Today you make money by informing people. The problem comes
of informing people when you have failed. In an innovative
economy of today when you have to constantly design new models
you cannot have a winner all the time. When you are hitting
at a constantly moving target you are bound to miss some shots.
The answer is to have courage to own your failures and share
them with shareholders. Courage is the obverse of transparency.
Transparency cannot be achieved without courage.
Corporate scandals and the consequent collapses
have a lethal effect on the poor and the old. Not only these
destroy their life saving and reduces them to penury and desperation
they take away their confidence in the markets self. They
have no hope to make good their loss. It is a great national
loss. We have to something, therefore, to prevent them happening
again. But revising codes of corporate governance is certainly
not the answer. We have a great capacity to beat the codes.

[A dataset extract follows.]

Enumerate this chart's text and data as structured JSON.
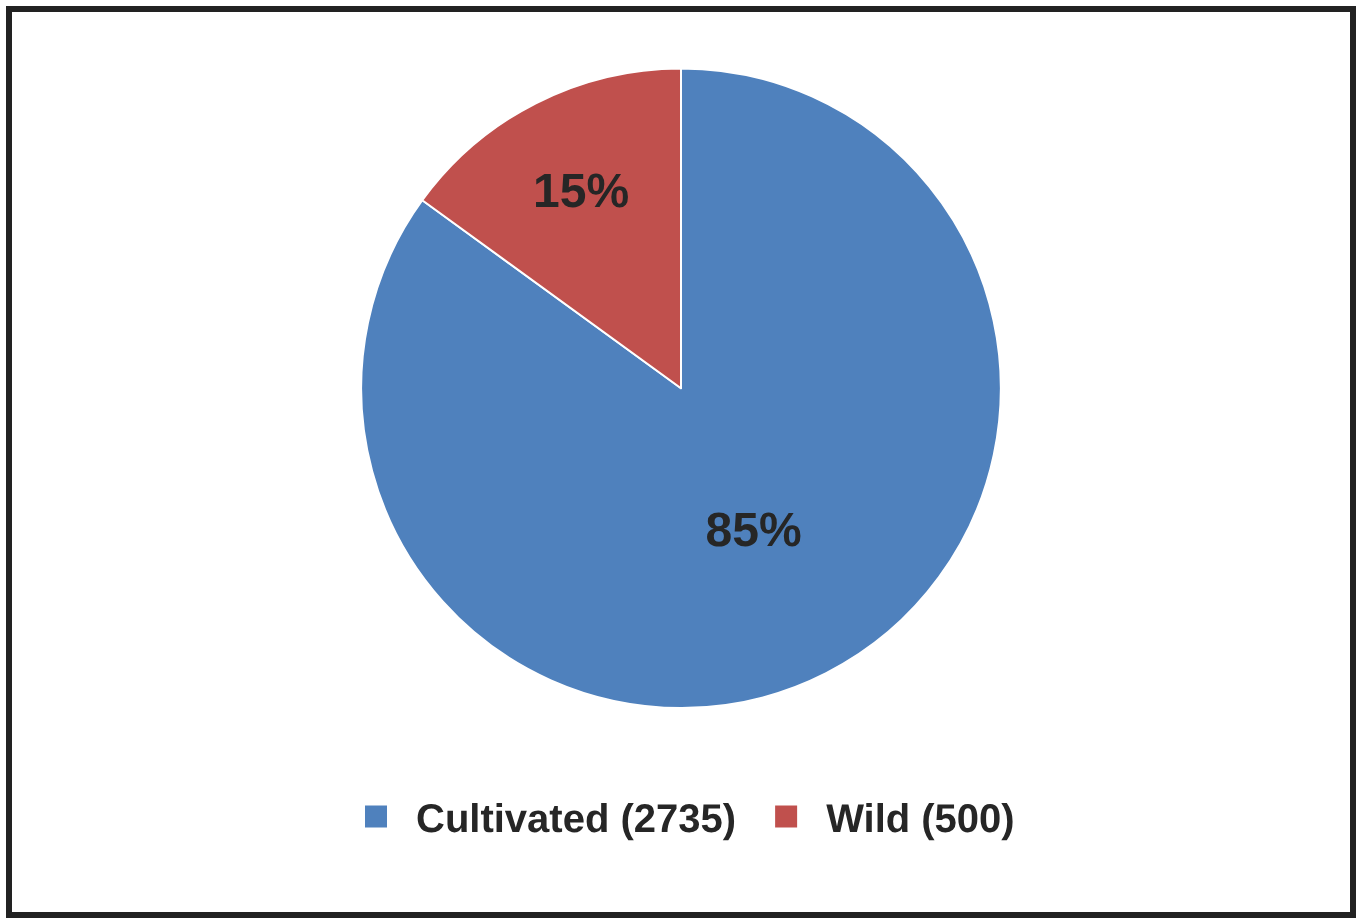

Andersen have asserted all along that whatever they did at
ENRON or WORLDCOM was within the law and thousands of firms
do the same. Again nothing that President Bush has said in
the aftermath of so many accounting scandals is new. Plastering
over the capitalism’s cracks simply won’t work. It needs a
systemic change which will come only by looking inside and
not from outside. It is we who have to change our paradigm
from individualism to integration, from tangibles to intangibles,
from capital to knowledge, from objects to relationship, from
parts to the whole, from domination to partnership, from structures
to process, from short termism to long termism, from growth
to sustainability, from confrontation to collaboration and
from covering up failures to owning them up.

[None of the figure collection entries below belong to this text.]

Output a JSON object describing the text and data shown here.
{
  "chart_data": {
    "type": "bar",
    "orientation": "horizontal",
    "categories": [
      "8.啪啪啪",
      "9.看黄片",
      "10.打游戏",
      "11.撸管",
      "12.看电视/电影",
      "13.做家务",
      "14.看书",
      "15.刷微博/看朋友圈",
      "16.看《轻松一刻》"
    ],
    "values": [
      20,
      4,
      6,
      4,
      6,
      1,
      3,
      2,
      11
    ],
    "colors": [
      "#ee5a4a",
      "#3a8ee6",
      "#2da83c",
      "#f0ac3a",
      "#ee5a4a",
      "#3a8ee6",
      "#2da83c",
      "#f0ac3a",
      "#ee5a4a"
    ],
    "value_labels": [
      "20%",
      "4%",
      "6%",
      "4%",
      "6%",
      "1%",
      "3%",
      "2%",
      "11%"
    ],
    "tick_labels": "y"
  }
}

It is unfortunate that our economic structures
are built on an inaccurate view of the human psyche. Scientists
have recently discovered that the small, brave act of cooperating
with one another, of choosing trust over cynicism, generosity
over meanness, altruism over selfishness makes the brain light
up with quite joy. Experiments conducted on young women engaged
in cooperative effort showed the longer they engaged in cooperative
strategies, stronger were the blood flows to the pathways
of pleasure. Obviously our effort should be to increase opportunities
of cooperation and down play unbridled competition.

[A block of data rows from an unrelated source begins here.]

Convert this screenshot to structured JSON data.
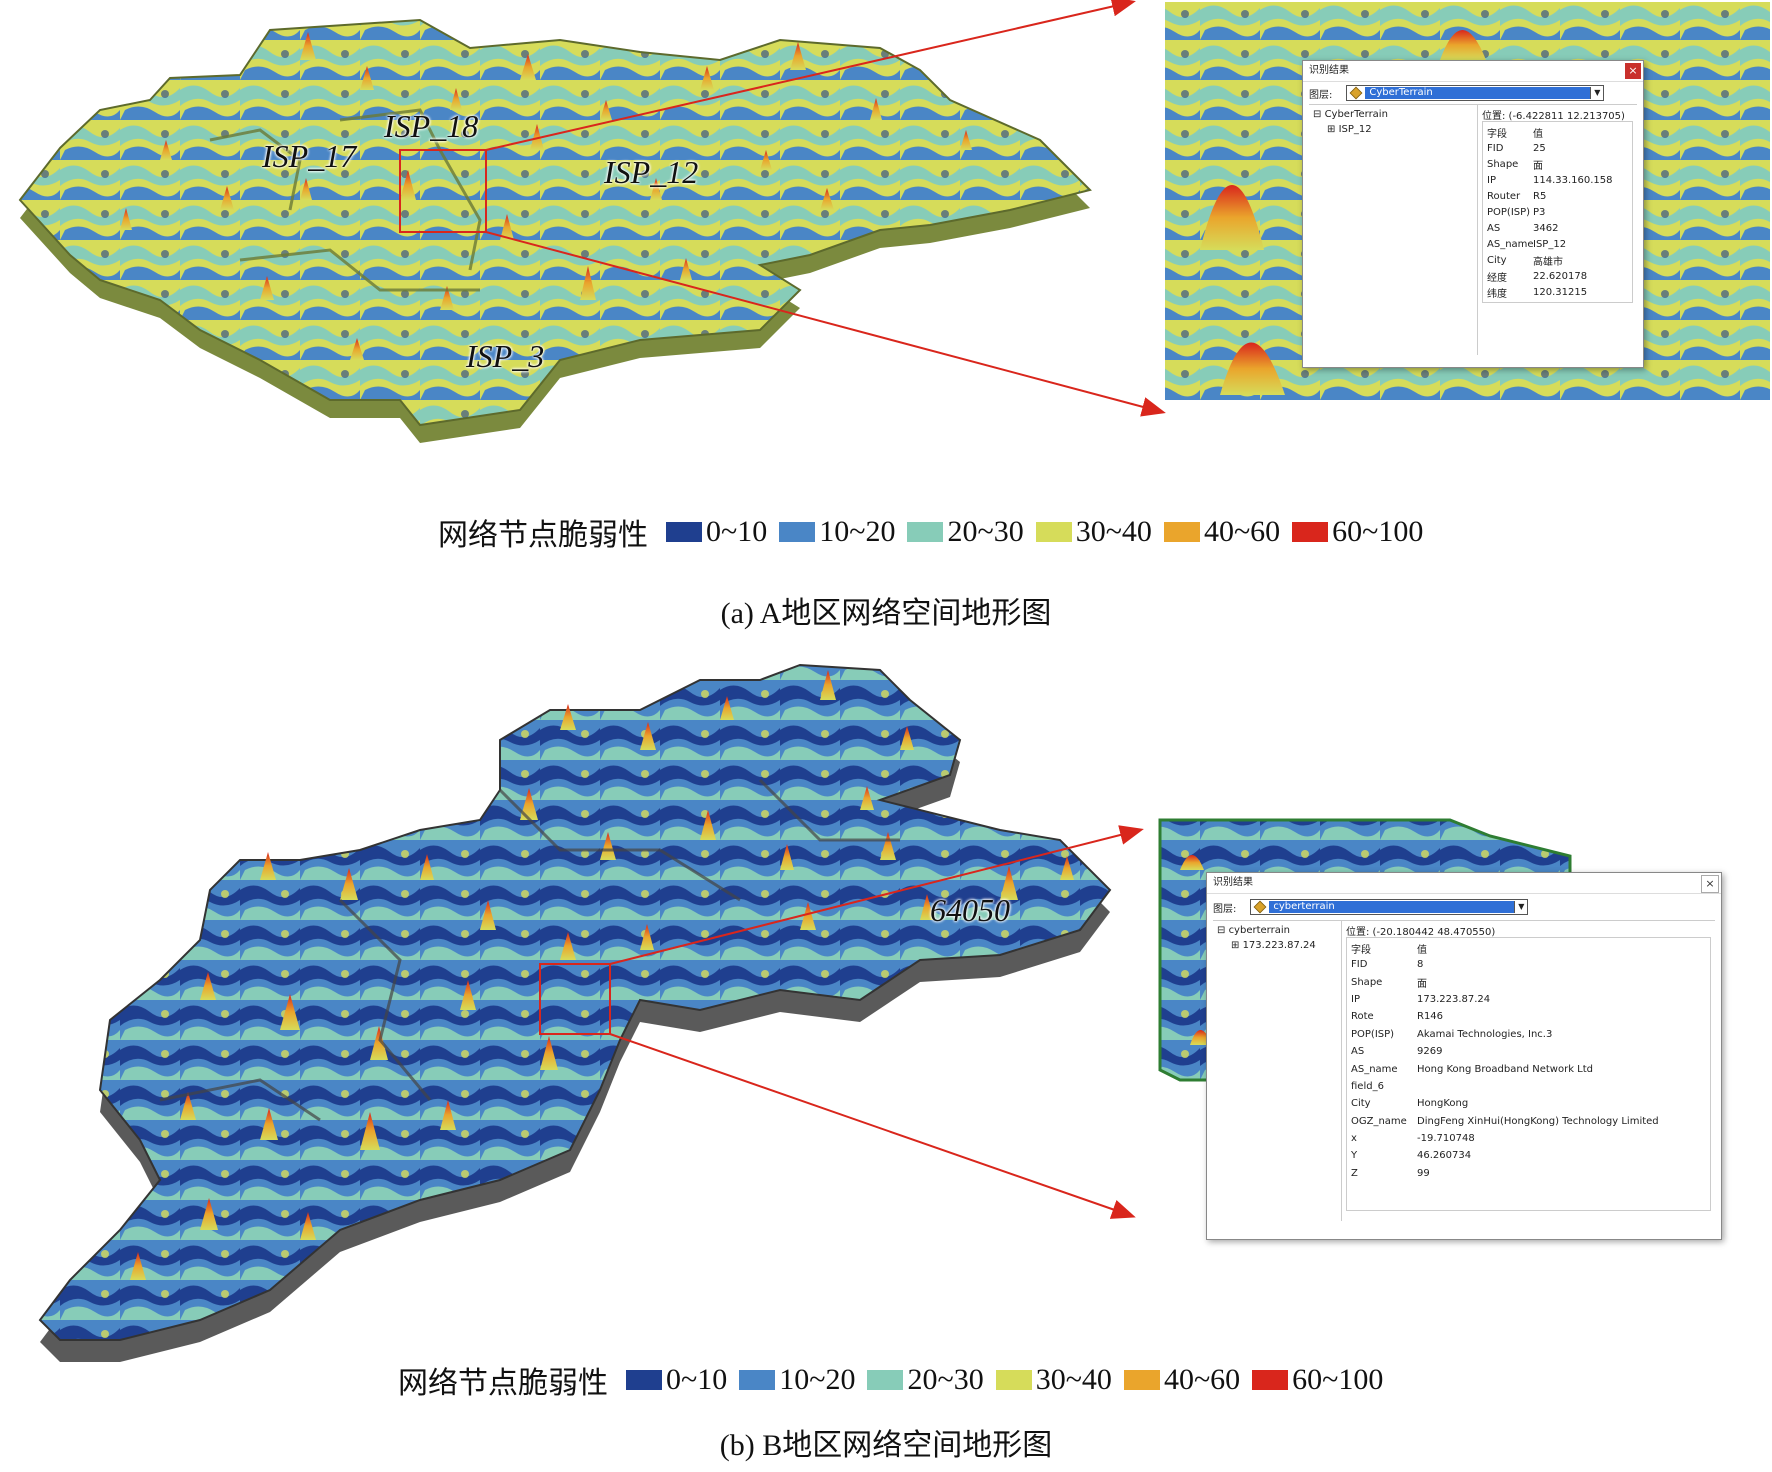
{
  "panel_a": {
    "isp_labels": [
      "ISP_18",
      "ISP_17",
      "ISP_12",
      "ISP_3"
    ],
    "legend": {
      "title": "网络节点脆弱性",
      "items": [
        {
          "label": "0~10",
          "color": "#1f3f8f"
        },
        {
          "label": "10~20",
          "color": "#4a86c6"
        },
        {
          "label": "20~30",
          "color": "#87ccb8"
        },
        {
          "label": "30~40",
          "color": "#d6dc5a"
        },
        {
          "label": "40~60",
          "color": "#eaa52c"
        },
        {
          "label": "60~100",
          "color": "#d9261c"
        }
      ]
    },
    "caption": "(a) A地区网络空间地形图",
    "dialog": {
      "title": "识别结果",
      "layer_label": "图层:",
      "layer_value": "CyberTerrain",
      "tree_root": "CyberTerrain",
      "tree_child": "ISP_12",
      "position": "位置: (-6.422811 12.213705)",
      "header": {
        "k": "字段",
        "v": "值"
      },
      "rows": [
        {
          "k": "FID",
          "v": "25"
        },
        {
          "k": "Shape",
          "v": "面"
        },
        {
          "k": "IP",
          "v": "114.33.160.158"
        },
        {
          "k": "Router",
          "v": "R5"
        },
        {
          "k": "POP(ISP)",
          "v": "P3"
        },
        {
          "k": "AS",
          "v": "3462"
        },
        {
          "k": "AS_name",
          "v": "ISP_12"
        },
        {
          "k": "City",
          "v": "高雄市"
        },
        {
          "k": "经度",
          "v": "22.620178"
        },
        {
          "k": "纬度",
          "v": "120.31215"
        }
      ]
    }
  },
  "panel_b": {
    "as_label": "64050",
    "legend": {
      "title": "网络节点脆弱性",
      "items": [
        {
          "label": "0~10",
          "color": "#1f3f8f"
        },
        {
          "label": "10~20",
          "color": "#4a86c6"
        },
        {
          "label": "20~30",
          "color": "#87ccb8"
        },
        {
          "label": "30~40",
          "color": "#d6dc5a"
        },
        {
          "label": "40~60",
          "color": "#eaa52c"
        },
        {
          "label": "60~100",
          "color": "#d9261c"
        }
      ]
    },
    "caption": "(b) B地区网络空间地形图",
    "dialog": {
      "title": "识别结果",
      "layer_label": "图层:",
      "layer_value": "cyberterrain",
      "tree_root": "cyberterrain",
      "tree_child": "173.223.87.24",
      "position": "位置: (-20.180442 48.470550)",
      "header": {
        "k": "字段",
        "v": "值"
      },
      "rows": [
        {
          "k": "FID",
          "v": "8"
        },
        {
          "k": "Shape",
          "v": "面"
        },
        {
          "k": "IP",
          "v": "173.223.87.24"
        },
        {
          "k": "Rote",
          "v": "R146"
        },
        {
          "k": "POP(ISP)",
          "v": "Akamai Technologies, Inc.3"
        },
        {
          "k": "AS",
          "v": "9269"
        },
        {
          "k": "AS_name",
          "v": "Hong Kong Broadband Network Ltd"
        },
        {
          "k": "field_6",
          "v": ""
        },
        {
          "k": "City",
          "v": "HongKong"
        },
        {
          "k": "OGZ_name",
          "v": "DingFeng XinHui(HongKong) Technology Limited"
        },
        {
          "k": "x",
          "v": "-19.710748"
        },
        {
          "k": "Y",
          "v": "46.260734"
        },
        {
          "k": "Z",
          "v": "99"
        }
      ]
    }
  },
  "colors": {
    "pointer_arrow": "#d9261c",
    "terrain_wall_a": "#7b8a3e",
    "terrain_wall_b": "#5a5a5a"
  }
}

As we move into 21st century there is a growing
recognition that the ultimate goal of economic effort ought
to be to improve the quality of life. Money is not a measure
of all things that make us happy and markets are not the best
mechanism to enhance human happiness. Indeed, if completely
unfettered, they can do the opposite by encouraging selfish
behaviour. Our focus should not be only on financial capital
but also the human capital, intellectual capital and environmental
capital. Good Corporate Governance must aim on maximising
the value of all capital.
We need to think of business designs that
go beyond the externalities of quarterly profits and provide
intrinsic sustainable value to all shareholders. With its
belief in equity, fairness, transparency, legitimacy, integrity
and responsibility corporate governance is the best vehicle
to improve quality of life for all and enhance the value of
financial, human, social and environmental capital of this
planet. Alas, it may take many more scandals to move to such
a radical solution but since the alternative is so grave it
might be worthwhile to steer the debate in this direction.